Think You’ll Spend Less in Retirement? Try Again

One of the biggest challenges in saving for retirement is that it can be hard to know what your living expenses will look like during your golden years. While you might assume that your monthly bills will drop substantially once you stop working, the reality is that you may not see all that much of a difference from what you used to spend.

In fact, only 50% of current retirees say their spending has gone down since they ended their careers, according to the new MassMutual Retirement Income Study. Meanwhile, 41% of retirees are spending the same amount they did while working, and 8% are spending more.

Now to be fair, the retirees surveyed here had investable assets of at least $100,000, were retired from a private sector job, and were participants in their employers’ defined contribution plan at the time they retired. In other words, the aforementioned spenders were part of a pretty specific subset, and don’t necessarily represent retirees on a whole. Still, there are many seniors whose backgrounds read similarly — they have a respectable level of assets, worked for private companies, and saved in those companies’ plans.

Furthermore, this isn’t the first set of data to indicate that spending doesn’t universally drop in retirement. In a separate study by the Employee Benefit Research Institute (EBRI), roughly 46% of households saw their spending increase during the first two years of retirement. And so while your personal circumstances might differ from those surveyed by MassMutual or the EBRI, this should still still trigger a wakeup call: If you want to retire comfortably, prepare for the fact that your spending may not drop all that much — and save accordingly.


Why your spending may not go down in retirement

You may be wondering how it can be that your spending won’t drop once you stop working. The reality, however, is that many of the common expenses workers face don’t go away in retirement. Take housing, for example. You still need a roof over your head, and if your mortgage isn’t paid off by the time you retire, you won’t see that expense drop in the slightest. (It might, in fact, go up as a result of your property aging and needing more maintenance.)

Similarly, while your commuting costs will disappear when you stop having a job to go to, you’ll still to get around town, which is likely to mean keeping insurance and maintenance on your vehicle, and possibly a car payment, too. And if you drive around a lot to get to sources of entertainment, you may find that you’re filling your gas tank more often, even without a daily commute.

In fact, let’s talk about entertainment, because come retirement, you’re going to have a lot more free time on your hands, and you’ll most likely spend money keeping busy — perhaps more money than you spent on leisure before. Throw in the fact that your healthcare costs are likely to climb, and it’s pretty clear that you should base your savings targets on the idea that your overall spending isn’t likely to decline much.

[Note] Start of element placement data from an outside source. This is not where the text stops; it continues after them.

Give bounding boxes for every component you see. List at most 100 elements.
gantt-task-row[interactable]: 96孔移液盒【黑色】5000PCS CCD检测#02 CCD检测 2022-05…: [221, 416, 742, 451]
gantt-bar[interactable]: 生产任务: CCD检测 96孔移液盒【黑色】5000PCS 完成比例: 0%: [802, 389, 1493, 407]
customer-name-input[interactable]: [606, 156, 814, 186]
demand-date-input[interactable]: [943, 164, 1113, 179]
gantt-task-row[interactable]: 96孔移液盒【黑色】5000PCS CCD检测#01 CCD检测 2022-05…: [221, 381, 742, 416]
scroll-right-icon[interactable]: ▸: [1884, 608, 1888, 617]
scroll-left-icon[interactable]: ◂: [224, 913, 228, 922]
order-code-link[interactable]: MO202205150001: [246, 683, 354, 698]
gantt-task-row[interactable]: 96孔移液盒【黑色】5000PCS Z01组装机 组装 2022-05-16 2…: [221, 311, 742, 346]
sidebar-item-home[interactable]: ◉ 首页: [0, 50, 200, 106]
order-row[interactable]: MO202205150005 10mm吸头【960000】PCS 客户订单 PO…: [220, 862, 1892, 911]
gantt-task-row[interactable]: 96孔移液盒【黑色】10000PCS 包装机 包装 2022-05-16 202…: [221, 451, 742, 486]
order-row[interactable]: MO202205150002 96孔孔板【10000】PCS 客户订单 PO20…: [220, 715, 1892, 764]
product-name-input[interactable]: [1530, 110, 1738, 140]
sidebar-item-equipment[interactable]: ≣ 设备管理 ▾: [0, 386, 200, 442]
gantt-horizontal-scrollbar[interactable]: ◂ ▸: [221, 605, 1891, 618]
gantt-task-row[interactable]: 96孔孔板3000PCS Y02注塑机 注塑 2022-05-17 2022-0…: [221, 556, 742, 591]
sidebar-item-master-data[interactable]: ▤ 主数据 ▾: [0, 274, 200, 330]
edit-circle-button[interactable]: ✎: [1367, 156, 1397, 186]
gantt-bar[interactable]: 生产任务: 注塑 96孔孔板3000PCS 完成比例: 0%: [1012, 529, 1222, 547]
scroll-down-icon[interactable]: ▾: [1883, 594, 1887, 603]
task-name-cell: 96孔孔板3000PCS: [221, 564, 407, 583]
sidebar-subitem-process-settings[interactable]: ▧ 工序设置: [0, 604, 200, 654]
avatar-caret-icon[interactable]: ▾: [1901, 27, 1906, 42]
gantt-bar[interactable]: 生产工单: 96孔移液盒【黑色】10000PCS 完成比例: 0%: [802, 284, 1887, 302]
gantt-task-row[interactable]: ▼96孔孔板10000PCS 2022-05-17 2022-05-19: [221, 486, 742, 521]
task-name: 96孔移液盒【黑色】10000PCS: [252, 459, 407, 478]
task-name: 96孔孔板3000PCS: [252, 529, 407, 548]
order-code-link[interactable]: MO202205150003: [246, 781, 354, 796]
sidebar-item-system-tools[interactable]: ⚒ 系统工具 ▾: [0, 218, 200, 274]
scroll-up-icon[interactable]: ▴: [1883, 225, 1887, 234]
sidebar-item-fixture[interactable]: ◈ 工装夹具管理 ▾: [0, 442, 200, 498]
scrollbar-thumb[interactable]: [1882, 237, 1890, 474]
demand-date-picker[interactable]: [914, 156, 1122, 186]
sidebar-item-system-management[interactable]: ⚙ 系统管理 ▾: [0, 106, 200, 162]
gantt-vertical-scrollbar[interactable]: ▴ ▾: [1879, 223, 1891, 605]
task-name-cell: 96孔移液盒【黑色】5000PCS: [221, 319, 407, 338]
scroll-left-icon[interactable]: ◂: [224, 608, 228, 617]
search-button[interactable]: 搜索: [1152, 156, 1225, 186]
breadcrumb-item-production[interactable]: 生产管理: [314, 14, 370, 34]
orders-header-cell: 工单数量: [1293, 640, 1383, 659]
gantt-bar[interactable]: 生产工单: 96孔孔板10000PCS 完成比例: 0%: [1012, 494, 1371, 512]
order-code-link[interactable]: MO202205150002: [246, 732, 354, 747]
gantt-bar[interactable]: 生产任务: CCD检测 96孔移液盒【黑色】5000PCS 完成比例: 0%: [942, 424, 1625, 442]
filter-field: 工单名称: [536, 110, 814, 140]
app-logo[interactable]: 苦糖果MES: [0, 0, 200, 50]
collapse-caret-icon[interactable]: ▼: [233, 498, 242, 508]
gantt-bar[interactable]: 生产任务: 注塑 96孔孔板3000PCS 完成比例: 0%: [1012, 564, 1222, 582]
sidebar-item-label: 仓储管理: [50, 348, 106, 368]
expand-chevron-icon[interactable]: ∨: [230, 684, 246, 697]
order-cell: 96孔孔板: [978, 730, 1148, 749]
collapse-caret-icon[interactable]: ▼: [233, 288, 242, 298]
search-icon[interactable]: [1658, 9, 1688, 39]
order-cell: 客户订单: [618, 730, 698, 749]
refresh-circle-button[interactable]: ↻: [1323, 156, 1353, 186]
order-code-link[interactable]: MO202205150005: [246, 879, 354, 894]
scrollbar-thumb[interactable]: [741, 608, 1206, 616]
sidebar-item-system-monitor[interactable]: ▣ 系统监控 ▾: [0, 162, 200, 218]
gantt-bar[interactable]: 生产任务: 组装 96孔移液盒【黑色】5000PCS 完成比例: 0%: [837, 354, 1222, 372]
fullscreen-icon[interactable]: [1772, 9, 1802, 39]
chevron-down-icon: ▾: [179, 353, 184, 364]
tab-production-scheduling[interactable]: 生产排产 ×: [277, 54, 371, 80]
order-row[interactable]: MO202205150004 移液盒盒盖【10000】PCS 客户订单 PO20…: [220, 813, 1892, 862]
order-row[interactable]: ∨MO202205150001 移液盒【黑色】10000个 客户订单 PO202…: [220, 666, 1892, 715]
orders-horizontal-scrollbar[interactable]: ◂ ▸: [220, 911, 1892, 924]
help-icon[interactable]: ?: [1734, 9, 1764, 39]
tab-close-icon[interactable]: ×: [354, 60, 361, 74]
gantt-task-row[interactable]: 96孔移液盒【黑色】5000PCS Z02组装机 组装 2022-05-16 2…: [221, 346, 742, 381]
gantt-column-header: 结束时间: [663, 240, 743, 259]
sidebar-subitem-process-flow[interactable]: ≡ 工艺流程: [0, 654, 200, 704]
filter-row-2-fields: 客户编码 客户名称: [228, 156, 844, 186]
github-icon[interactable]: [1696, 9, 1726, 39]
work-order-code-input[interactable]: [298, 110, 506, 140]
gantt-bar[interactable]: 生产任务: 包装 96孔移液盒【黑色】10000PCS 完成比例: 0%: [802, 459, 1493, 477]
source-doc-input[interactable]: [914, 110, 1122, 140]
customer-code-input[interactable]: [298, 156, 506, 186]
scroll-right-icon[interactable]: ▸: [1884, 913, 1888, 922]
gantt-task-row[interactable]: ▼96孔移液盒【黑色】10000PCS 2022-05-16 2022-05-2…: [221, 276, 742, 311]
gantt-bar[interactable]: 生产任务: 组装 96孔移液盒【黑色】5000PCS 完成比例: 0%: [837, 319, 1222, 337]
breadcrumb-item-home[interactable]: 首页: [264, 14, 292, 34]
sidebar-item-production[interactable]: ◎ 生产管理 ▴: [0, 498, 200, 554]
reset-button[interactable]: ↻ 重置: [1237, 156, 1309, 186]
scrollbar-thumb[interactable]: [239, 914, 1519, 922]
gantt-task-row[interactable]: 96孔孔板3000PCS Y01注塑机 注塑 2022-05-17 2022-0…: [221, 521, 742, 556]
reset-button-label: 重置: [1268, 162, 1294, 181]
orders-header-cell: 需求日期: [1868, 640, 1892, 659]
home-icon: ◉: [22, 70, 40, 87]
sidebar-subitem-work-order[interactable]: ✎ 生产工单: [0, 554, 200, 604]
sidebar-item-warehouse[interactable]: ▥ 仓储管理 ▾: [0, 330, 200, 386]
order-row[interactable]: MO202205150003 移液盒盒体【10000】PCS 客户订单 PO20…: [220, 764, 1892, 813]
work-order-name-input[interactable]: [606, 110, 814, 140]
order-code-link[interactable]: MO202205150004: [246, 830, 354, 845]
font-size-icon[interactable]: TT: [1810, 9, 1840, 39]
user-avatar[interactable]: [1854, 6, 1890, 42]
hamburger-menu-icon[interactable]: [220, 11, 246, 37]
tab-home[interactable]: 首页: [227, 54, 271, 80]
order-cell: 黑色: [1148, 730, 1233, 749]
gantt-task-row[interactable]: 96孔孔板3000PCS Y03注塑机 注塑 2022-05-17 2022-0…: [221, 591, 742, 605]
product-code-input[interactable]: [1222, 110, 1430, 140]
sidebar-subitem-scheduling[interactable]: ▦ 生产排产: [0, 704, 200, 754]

And that’s why you need to save as aggressively as possible during your career. Though Social Security will help pay the bills in retirement, it won’t be enough to sustain you without a solid chunk of savings. As the Social Security Administration itself notes, the program only replaces about 40% of of the average beneficiary’s pre-retirement income. The greater a nest egg you build to supplement that, the less financial stress you’ll face when you’re older.

Securing your financial future

If your retirement savings efforts thus far had been based around the idea that your lifestyle would naturally be more frugal in retirement, let this serve as a wake-up call that your golden years could end up being more expensive than you previously imagined. The good news, however, is that if you have a number of working years ahead of you, you can ramp up your savings efforts and come away with a pretty solid nest egg.

Imagine you’re 50 years old with the goal of retiring at 67, and you have $200,000 saved to date. If you manage to max out your 401(k) for the next 17 years, which means socking away $24,500 annually based on the current limits, you’ll wind up with almost $1.39 million if your investments generate an average annual 7% return, which is more than feasible if your portfolio leans heavily toward stocks. And that’s a nice sum to work with.

Even if you can’t manage over $2,000 a month, ramping up your savings just a bit will make a significant difference over time. Say you’re 50 with that same $200,000, and you start putting away $600 a month. By age 67, you’ll be sitting on $854,000 (again, assuming an average annual 7% return).

If you don’t have a ton of time between now and retirement and can’t really boost your nest egg, you may need to balance your budget by continuing to work part-time in retirement. Doing so won’t just generate cash, but also prevent you from spending money to occupy a portion of your days.

No matter what preparations you’re making for your golden years, don’t make the mistake of assuming your expenses will magically go down. They might drop — but they might not. If you plan for the latter situation, you’ll put yourself in a better position to cover your bills without stress.